Wir ritten also los, kamen aber am ersten Tag nicht sehr weit, bevor wir unsere Zelte aufschlugen und die Nacht im Brachland verbrachten. Für Leute, die eher selten in einem Wald übernachteten, mag die Geräuschkulisse in der Nacht ungewöhnlich sein, für mich war sie es nicht. Ich hatte einen sehr angenehmen Schlaf. Das war für den ein oder anderen Kameraden nicht ganz so, wie man aus dem Jammern am nächsten Morgen entnehmen konnte. Ich hörte da gar nicht richtig hin, nahm mir nur eine Kleinigkeit zum Essen und beobachtete unsere Umgebung im hellen Licht etwas genauer.

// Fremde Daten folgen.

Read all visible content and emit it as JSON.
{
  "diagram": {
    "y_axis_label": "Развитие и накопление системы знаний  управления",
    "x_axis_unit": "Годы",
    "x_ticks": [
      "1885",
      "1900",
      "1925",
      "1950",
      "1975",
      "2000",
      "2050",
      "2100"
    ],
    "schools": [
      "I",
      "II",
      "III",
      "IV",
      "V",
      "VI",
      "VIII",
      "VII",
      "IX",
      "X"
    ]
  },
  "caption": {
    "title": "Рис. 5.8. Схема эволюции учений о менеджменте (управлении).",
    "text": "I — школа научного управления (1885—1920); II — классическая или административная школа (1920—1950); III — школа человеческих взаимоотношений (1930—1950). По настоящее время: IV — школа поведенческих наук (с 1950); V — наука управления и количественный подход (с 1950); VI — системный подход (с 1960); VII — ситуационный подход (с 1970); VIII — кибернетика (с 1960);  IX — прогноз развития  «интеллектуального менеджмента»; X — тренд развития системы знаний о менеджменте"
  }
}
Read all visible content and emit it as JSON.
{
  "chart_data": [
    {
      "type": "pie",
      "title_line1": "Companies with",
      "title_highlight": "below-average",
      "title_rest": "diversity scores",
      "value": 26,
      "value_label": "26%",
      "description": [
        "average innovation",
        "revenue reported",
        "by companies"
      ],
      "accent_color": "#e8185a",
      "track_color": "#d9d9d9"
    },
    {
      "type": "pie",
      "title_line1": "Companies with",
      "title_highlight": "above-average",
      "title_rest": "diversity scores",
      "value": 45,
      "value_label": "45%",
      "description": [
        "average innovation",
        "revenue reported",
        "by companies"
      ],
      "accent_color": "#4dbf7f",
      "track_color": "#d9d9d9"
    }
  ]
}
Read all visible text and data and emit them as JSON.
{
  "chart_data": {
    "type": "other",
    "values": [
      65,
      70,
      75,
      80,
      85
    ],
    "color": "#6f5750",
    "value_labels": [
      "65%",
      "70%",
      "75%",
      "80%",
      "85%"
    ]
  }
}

Und da geschah es.

Von den umstehenden Bäumen kam ein Krachen aus dem Geäst und dann stürzte sich eine Teufelsfledermaus auf unser Lager herunter, direkt auf Überheblich zu. Ich reagierte ohne nachzudenken, zog meine Pistole und drückte ab. Ich traf das Vieh, aber schien wenig Schaden zu verursachen. Ungehindert packte das Flattervieh den perplexen Überheblich. Doch der ließ sich nicht so einfach aufgreifen. Er zauberte irgendwas und die Teufelsfledermaus ließ ihn kreischend los. In diesem Moment gab es einen grellen Blitz und ein Portal tat sich auf. Daraus hervor stürmten zwei Menschen, ein Ork und ein Teufelshund. Die Menschen waren beide mit Schwertern ausgerüstet, der Ork mit einem zweihändigen Streitkolben und alle Drei stürmten auf mich zu. Warum sie das taten, gerade die äußerlich am wenigsten gefährlich aussehende Person anzugreifen, während sie die anderen Zauberer einfach ignorierten, war mir nicht so ganz klar. Vielleicht weil ich so schnell reagiert hatte, oder ich ein Schwert auf dem Rücken und eine Lederpanzerung an hatte, aber ganz egal, wieso, damit machten sie eindeutig einen Fehler. Die Pyromanin ließ eine Feuerwand erwachsen, wodurch der Ork und der Teufelshund ausgebremst wurden. Pyromane, der Mönch, stürmte auf den Teufelshund los.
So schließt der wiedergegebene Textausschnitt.